I guess anything, that can run an X86-64 Elf executable? ;) Although there is still a lot missing, for it to be taken serious. Starting with strings, files, input, ... But thats for another time or whenever I need it, I guess.

Thank you for this. I like that it's small enough to be motivational instead of being complex and intimidating.

World needs more of these for other complex topics.

That is really motivating, thank you for saying that!
Very cool. What resources did you use to learn how to write the compiler? The "turn code into ASM" step has always mystified me, and I'd like to learn more about how that part of the process works.
Those are some of my currently open tabs :) Lots of Google use on top of that. The parser is actually quite straight forward. The much harder part (for me) was the code generation afterwards (No experience with Assembly so far).
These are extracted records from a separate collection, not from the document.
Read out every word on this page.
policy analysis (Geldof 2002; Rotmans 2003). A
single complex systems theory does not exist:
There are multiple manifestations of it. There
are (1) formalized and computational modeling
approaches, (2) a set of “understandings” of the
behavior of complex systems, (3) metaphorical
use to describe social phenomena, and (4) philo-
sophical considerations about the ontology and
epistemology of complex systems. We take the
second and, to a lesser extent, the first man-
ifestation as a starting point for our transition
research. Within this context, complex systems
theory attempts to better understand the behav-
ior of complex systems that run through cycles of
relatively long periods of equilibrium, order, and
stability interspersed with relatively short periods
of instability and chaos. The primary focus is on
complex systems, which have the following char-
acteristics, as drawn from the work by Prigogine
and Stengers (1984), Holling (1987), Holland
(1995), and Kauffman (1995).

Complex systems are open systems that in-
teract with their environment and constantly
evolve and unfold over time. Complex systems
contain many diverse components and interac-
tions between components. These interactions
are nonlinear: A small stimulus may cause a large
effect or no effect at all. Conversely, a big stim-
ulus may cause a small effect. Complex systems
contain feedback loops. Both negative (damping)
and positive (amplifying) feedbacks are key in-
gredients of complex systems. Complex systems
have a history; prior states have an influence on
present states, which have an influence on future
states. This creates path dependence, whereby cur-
- General compiler design - This was one of the main ressources. https://www.tutorialspoint.com/compiler_design/compiler_desi...

- https://www.lua.org/manual/5.3/manual.html#9

- https://www.godbolt.org/

- Linux system call table: http://blog.rchapman.org/posts/Linux_System_Call_Table_for_x...

- A bit on floating point: https://cs.fit.edu/~mmahoney/cse3101/float.html

- Assembly https://www.cs.yale.edu/flint/cs421/papers/x86-asm/asm.html

- More assembly: https://www.complang.tuwien.ac.at/ubvl/amd64/amd64h.html

very cool. I'm writing a compiler and language myself and I was on the fence about anonymous structs / tuples vs multiple returns, and seeing multiple returns in your examples nudged me that way.

I'm also influenced by Lua and I picked it up in your grammar right away : )

It's a bit of pain to implement in some cases, but worth it :)

Let me know, if you have questions or need hints where to find some relevant details in my code.